Mary Shelley's novel is a seminal work and the play encapsulates themes which have become mainstream now - the dangers of science, playing God, responsibilities of procreation & parenting, nature vs. nurture, enslavement, disability, social acceptance & exclusion and Christian allegory.  The strength of this production is not in Nick Dear's somewhat pedestrian script however, which seemed to falter under so much symbolism, but in how the themes are given physical embodiment.

In a tour de force visceral opening sequence. the creature (tonight Benedict Cumberbatch, alternating with Jonny Lee Miller's Victor Frankenstein in other performances) breaks out of a womb-like pod and gradually gains control of his body, struggling to raise himself, to walk and make sounds, to eat and drink.  There is a child-like joy as he discovers the world, the heat of the sun, grass, rain, snow and fire.  He will learn to speak, to quote Milton, debate his condition and feel emotions - beautifully expressed in a dream dance with a female creature.
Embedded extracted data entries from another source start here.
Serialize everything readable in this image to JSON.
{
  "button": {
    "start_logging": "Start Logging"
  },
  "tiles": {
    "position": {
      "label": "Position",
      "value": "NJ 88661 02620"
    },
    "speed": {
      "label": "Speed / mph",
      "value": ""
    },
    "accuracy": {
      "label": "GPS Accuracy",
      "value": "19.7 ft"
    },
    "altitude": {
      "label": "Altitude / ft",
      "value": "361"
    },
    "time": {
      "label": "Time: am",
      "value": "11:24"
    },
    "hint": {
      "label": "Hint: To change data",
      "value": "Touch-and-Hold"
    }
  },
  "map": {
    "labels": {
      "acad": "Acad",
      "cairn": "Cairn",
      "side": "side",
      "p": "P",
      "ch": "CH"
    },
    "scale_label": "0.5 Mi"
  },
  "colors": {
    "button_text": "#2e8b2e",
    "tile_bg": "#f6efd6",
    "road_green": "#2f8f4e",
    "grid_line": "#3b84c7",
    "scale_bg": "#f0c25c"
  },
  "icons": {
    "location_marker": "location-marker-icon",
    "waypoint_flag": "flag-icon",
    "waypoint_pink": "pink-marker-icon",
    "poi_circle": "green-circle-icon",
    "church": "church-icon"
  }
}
Charles Spencer in the Telegraph described it as "like watching a speeded up version of human evolution" and for me it evoked memories of Dudendance's Spaceman, (performed at St James last year as part of a Jersey Arts Centre residency) as did the play's final exit through an Arctic doorway of light.

The NT Live experience itself is a curious hybrid of theatre and cinema.  The liveness of the event, (broadcast to 400 venues in 22 countries), creates a sense of anticipation and excitement.  There is also a feeling of intimacy, of sharing an event with a particular audience.  One can't fault the camera work either which is excellent - unobtrusive and moving easily from aerial views to close ups and giving access that you wouldn't get in the theatre.

I did miss the freedom you have in the theatre to read visual content and discover meaning, to let your eye frame a scene, rather than a lens do it for you.  The design of the production is beautiful, particularly the large canopy of hanging lights flickering with frissons of galvanic energy - but there's something different about seeing light rather than being in the room with it and experiencing the light and dark yourself.  And although you are with an audience, it is a different audience to the one the actors are in some kind of symbiotic relationship with.  The screen itself acts as a kind of fourth wall.

And I did wonder why the creature was wearing a flesh-coloured loin cloth in the opening birth sequence when reviews and production photographs suggested he would be naked, which would seem more apt - some kind of caution to not offend global sensibilities or invoke cinema censorship restrictions?  Curious...   

But this feeling of being at one remove, of 'secondhandedness', doesn't make the experience not worth having, it just makes it a different experience. And importantly the broadcasts widen access to those who wouldn't be able to make it to the National Theatre in London or to buy a ticket, to a global audience.